Sounds simple enough, I know. But you have to give it time, it has to be a lifestyle, and you can not succumb to the notion that it doesn’t work for you.  What you think and what you do will translate into what you become.  Train Hard.  Eat Smart. Be Well.

The AB-solute Truth

imagesIt is generally not my job to tell people what they want to hear.  After all, if they’re seeking to accomplish a goal, more times than not, it involves taking them out of their comfort zone, and not just physically.  And who wants to be told what to do and what not to do when they would be much more content doing what they comfortably enjoy?  My favorite such tidings of bad joy to deliver to people is the never ending saga of obtaining flat, ripped abs.

Buyer Beware

It never ceases to amaze me the things infomercial marketers will tell you to buy their latest ab contraption. This product is “backed by a university study”; results are guaranteed or your money back; in just minutes a day, you’ll have washboard abs.  Blah! Blah! Blah! To boot, they’ll even feature a model to show you how he/she obtained their physique by using their product.  Unfortunately, while I find these ads and lies comical, someone somewhere is making millions off a sucker that is born every second.

The Truth

OK.  Here’s where I tell the things most don’t want to hear. There isn’t one, not one, abdominal exercise that will remove fat from your belly and replace it with a studded six pack.  The really bad news:  there NEVER will be. It’s not how it works.

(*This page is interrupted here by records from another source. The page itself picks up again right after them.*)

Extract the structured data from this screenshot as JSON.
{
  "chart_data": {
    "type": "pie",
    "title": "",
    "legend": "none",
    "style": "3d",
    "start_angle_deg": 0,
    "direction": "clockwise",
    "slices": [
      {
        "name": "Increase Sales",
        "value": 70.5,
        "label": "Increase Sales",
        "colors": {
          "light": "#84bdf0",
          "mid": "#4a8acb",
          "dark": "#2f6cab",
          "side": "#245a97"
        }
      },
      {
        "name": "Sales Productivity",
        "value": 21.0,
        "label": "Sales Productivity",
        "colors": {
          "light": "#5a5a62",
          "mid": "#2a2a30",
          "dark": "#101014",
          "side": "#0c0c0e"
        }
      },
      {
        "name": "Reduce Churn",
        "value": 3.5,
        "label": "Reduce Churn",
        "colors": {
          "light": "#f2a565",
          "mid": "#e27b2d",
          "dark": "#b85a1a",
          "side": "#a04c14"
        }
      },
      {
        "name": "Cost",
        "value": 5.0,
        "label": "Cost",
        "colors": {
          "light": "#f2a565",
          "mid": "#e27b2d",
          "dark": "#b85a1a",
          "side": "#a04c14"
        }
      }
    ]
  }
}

Just because you feel a “burn” in your abdominal area does NOT mean you are melting fat off your belly.  Oh no, it’s much more complex than that.  I use to laugh at the 30 minute ab classes and the resulting low back, neck strain complaints that came from the participants.  “But my abs are sore” they would say.  Sounds like a good time.

The Solution

Here I go again.  It’s hard work and there’s simply no short cuts.  The good news is that a lot of research is emerging that proves what I’ve taught and felt all along.  Cardio is not the answer, you must incorporate high intensity resistance training, and you better believe it requires a clean, nutritious eating plan – not a diet. Wasting time doing senseless, redundant, non-functional, ab exercises will yield you nothing more than a lot of frustration.  And save your money on those hilarious infomercials; you’ll need money for real food and new clothes.